Prancis mengalahkan Koalisi Keempat yang dibentuk untuk mencegah dominasi Prancis di Eropa pada tahun 1806-1807. Dalam Koalisi Keempat, Prussia bergabung dengan Inggris, Rusia, Sachsen dan Swedia. Dinasti Hohenzollern yang memerintah Prussia khawatir akan Prancis yang semakin ambisius dan menentang pembentukan Konfederasi Rhein yang merupakan ancaman bagi dominasi dan pengaruh mereka di Jerman. Pada akhirnya, bahkan militer Prussia yang diatas kertas lebih kuat hanya berakhir sia-sia, ketika Napoleon memenangkan sebuah pertempuran besar melawan Koalisi Keempat, dengan cara mengalahkan tentara Prussia di Jena-Auerstedt pada bulan Oktober tahun 1806. Prancis berhasil menduduki Berlin dan menguasai Prussia Timur. Dengan meluncurkan sebuah serangan besar terhadap Rusia dari daerah Prussia yang berhasil mereka duduki, Prancis memaksa Rusia dan seluruh Koalisi Keempat untuk menyerah pada bulan Juni 1807. Perjanjian yang diadakan setelahnya, traktat Tilsit, memiliki akibat yang besar untuk jerman. Berdasarkan isi Traktat tersebut, Prancis menerima sebagian wilayah Prussia, yang dibentuk ulang oleh Napoleon sebagai Kerajaan Westphalia. Kerajaan ini adalah sebuah negara boneka Prancis, yang tahtanya diberikan kepada saudara kandung Napoleon, Jerome Bonaparte (1784-1860). Setelah diangkat sebagai raja, ia segera bergabung dengan Konfederasi Rhein dan memberlakukan sejumlah reformasi sosial, ekonomi dan hukum yang didasarkan kepada model Prancis.

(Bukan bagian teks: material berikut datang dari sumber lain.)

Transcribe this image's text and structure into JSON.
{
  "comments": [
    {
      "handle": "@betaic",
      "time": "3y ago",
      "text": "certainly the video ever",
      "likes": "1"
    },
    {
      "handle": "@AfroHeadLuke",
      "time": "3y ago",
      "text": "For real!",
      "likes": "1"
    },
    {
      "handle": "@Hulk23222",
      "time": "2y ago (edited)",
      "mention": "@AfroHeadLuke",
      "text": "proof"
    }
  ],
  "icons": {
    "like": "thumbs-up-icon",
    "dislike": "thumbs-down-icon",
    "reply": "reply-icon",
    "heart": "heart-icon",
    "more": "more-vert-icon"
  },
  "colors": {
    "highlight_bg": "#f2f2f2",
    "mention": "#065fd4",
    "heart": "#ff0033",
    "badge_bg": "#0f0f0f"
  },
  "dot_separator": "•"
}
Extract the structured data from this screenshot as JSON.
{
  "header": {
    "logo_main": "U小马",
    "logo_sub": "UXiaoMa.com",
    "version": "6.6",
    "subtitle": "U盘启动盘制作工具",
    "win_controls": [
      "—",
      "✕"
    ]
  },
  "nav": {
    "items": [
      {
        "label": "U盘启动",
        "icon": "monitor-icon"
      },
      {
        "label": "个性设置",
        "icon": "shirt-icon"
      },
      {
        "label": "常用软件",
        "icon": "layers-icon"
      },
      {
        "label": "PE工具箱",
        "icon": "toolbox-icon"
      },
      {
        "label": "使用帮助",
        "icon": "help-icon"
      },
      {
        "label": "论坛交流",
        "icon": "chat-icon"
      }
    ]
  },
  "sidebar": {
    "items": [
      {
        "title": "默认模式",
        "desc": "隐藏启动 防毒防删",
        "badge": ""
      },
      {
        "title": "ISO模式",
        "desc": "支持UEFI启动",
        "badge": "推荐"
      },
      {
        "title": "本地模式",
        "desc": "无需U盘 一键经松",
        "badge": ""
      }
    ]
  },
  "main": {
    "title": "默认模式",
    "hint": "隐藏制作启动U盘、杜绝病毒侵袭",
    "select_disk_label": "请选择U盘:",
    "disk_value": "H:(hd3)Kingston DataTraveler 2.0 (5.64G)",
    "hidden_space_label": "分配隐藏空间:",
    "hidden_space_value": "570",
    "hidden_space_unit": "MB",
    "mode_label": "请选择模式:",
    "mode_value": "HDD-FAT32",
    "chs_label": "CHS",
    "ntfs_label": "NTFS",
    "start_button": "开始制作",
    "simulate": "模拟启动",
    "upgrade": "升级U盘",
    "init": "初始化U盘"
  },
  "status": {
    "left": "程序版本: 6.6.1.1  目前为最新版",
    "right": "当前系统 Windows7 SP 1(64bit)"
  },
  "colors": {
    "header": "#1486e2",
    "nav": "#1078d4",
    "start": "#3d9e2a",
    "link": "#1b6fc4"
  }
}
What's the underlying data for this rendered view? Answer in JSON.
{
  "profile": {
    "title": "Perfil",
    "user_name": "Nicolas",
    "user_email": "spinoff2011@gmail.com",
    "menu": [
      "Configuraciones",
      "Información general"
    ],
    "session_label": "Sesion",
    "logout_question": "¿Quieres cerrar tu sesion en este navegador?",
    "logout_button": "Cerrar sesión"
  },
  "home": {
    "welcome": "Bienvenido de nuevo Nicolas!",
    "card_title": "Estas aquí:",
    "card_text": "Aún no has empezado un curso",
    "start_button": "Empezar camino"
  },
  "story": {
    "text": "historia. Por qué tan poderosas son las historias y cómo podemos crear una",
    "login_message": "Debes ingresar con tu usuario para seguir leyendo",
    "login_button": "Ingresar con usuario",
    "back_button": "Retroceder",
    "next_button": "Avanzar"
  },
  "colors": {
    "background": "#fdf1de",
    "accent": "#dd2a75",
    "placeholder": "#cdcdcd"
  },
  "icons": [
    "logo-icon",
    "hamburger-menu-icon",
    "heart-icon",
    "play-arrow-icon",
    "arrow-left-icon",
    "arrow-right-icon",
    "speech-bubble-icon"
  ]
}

Pada tahun 1809, Kekaisaran Austria, yang telah memodernisasi taktik, peralatan dan organisasi militernya yang dipelopori oleh Archduke Charles, bergabung dengan Inggris dan membentuk Koalisi Kelima melawan Prancis. Napoleon menerima bantuan terbesar dari Kerajaan Bavaria, sebelumnya merupakan bagian Kekaisaran Romawi Suci yang bersekutu dengan Prancis. Setelah perang berdarah melawan Austria dan Inggris di Eropa Tengah, Prancis memperoleh kemenangan yang menentukan dalam pertempuran Wagram di luar Vienna, dimana 300.000 tentara dari kedua belah pihak terlibat. Dengan Prancis yang sekali lagi berada di gerbang kota Vienna, Austria untuk kelima kalinya terpaksa menyerah melalui sebuah perjanjian yang memalukan, yaitu Traktat Schönbrunn. Sebagai tebusan atas eksistensi Kekaisaran Austria dan Dinasti Habsburg,  Austria menyerahkan sejumlah daerahnya yang paling bernilai untuk Prancis dan sekutunya, termasuk Carinthia, dan Carniola Singkat kata, Austria kehilangan lebih dari 3 juta rakyat dengan hilangnya daerah-daerah ini. Lebih jauh lagi, Kekaisaran Austria diwajibkan untuk membayar ganti rugi atas kerugian perang dalam jumlah besar kepada Prancis, mengakui Jerome Bonaparté sebagai Raja Spanyol, dan mengembargo Inggris dalam kaitannya dengan perang melawan Prancis.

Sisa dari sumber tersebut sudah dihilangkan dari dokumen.